Mathematical Sciences: Noncommutative Homotopy Theory and Proper Actions on C*-Algebras

数学科学：非交换同伦理论和 C*-代数的适当作用

• 批准号: 8905812
• 负责人: Norman Phillips
• 金额: $ 3.56万
• 依托单位: University of Georgia Research Foundation Inc
• 依托单位国家: 美国
• 项目类别: Standard Grant
• 财政年份: 1989
• 资助国家: 美国
• 起止时间: 1989-06-15 至 1991-11-30
• 项目状态: 已结题
• 来源: https://www.nsf.gov/awardsearch/showAward?AWD_ID=8905812&HistoricalAwards=false
• 关键词: Mathematical; Sciences; Noncommutative; Homotopy; Theory

Professor Phillips will continue his ongoing study of the homotopy theory of inverse limits of operator algebras. This includes a noncommutative version of the Bott periodicity theorem describing the iterated loop spaces of the infinite unitary group up to homotopy, and the search for noncommutative classifying algebras for K-theory and other cohomology theories. Another facet of his project involves proper actions of noncompact groups on noncommutative operator algebras, where it is hoped that the theory will develop along the lines of the topological case of groups acting on spaces. The mathematical research for this project falls under the heading of noncommutative algebraic topology. Topology is the study of shape, the overall conformation of objects (called topological spaces when one looks at them from this point of view). Topology becomes algebraic when one systematically computes invariants (numbers, say, or slightly more complicated mathematical objects) that are defined for classes of topological spaces. For instance, algebraic topology assigns invariants that count numbers of holes of various dimensions in topological spaces, useful when the space is itself too high-dimensional to permit a pictorial rendering. One popular topological procedure is to take a standard space, like a circle or a sphere, and look at how it maps into the space under examination, two such mappings being considered identical if one can be continuously deformed into the other; this is homotopy theory. Topology becomes noncommutative when you replace the space by an appropriate algebra of complex functions on it, and then forget about the space and allow the algebra to be more or less arbitrary. One result of this is to be able to count holes, so to speak, in objects entirely outside the traditional purview of topology, objects such as operator algebras that have heretofore been of interest mainly to functional analysts. The more general framework also yields some insights on the older subject matter by providing more elbow room for constructions. Professor Phillips' project is concerned with certain facets of this work of extending the machinery of topology into new domains.
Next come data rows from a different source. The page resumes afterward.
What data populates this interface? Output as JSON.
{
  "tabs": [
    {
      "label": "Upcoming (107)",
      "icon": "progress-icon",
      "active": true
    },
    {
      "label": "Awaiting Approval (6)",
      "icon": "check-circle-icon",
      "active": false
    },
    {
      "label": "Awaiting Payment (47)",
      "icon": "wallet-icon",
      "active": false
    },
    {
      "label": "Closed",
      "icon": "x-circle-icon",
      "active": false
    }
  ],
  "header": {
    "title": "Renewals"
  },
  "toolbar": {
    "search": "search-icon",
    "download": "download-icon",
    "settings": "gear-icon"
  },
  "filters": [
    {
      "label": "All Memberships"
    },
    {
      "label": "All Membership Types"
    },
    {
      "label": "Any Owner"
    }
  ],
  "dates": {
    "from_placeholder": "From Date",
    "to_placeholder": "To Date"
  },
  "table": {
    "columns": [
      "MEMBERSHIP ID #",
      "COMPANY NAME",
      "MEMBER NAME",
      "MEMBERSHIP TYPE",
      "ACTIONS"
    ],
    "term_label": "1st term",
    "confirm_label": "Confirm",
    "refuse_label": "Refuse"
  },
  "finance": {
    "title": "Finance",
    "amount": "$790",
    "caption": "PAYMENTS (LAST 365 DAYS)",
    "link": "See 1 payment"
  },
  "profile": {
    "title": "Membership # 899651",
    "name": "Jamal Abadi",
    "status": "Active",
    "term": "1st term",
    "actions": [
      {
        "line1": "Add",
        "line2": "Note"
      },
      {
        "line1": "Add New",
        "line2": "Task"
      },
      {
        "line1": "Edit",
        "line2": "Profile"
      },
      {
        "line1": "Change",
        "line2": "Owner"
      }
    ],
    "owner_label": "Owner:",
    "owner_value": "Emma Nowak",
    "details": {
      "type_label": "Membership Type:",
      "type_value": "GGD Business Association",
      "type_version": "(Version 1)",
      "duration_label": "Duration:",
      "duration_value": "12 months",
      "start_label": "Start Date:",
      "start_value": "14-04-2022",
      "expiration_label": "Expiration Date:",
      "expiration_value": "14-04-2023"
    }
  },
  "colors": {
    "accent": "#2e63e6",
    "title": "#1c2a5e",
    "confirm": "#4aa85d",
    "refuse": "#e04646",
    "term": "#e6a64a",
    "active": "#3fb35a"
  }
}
菲利普斯教授将继续他正在进行的研究， 算子代数逆极限同伦理论这 包括一个非交换版本的博特周期性定理 描述无限酉群的迭代圈空间 直到同伦，以及寻找非交换分类 代数的K-理论和其他上同调理论。另一 他的项目的一个方面涉及非紧凑群体的适当行动 在非交换算子代数上，希望 理论将沿着拓扑情况的路线发展， 作用于空间的群。 该项目的数学研究属于福尔斯 非交换代数拓扑学的标题。拓扑是 研究形状，物体的整体构造（称为 当我们从这一点来看拓扑空间时， 视图）。当一个人系统地 计算不变量（比如数字，或者稍微复杂一点的 数学对象）定义的拓扑类 空间.例如，代数拓扑分配不变量， 计算拓扑中各种尺寸的孔的数量 空间，当空间本身维数太高， 允许一种绘画的表现。一个流行的拓扑过程 就是找一个标准的空间，比如一个圆或者一个球，然后看 在它如何映射到被检查的空间，两个这样的 映射被认为是相同的，如果一个映射可以连续 变形成另一个;这就是同伦理论。拓扑 将空格替换为 适当的代数的复杂函数，然后忘记 让代数或多或少 任意.这样做的一个结果是能够计数孔， 说，在对象完全超出了传统的范围， 拓扑，对象，如算子代数，迄今为止， 主要是功能分析师的兴趣。更一般的 框架也产生了一些关于旧主题的见解 为建筑提供更多的活动空间。教授 菲利普斯的项目涉及这项工作的某些方面 将拓扑学的机制扩展到新的领域。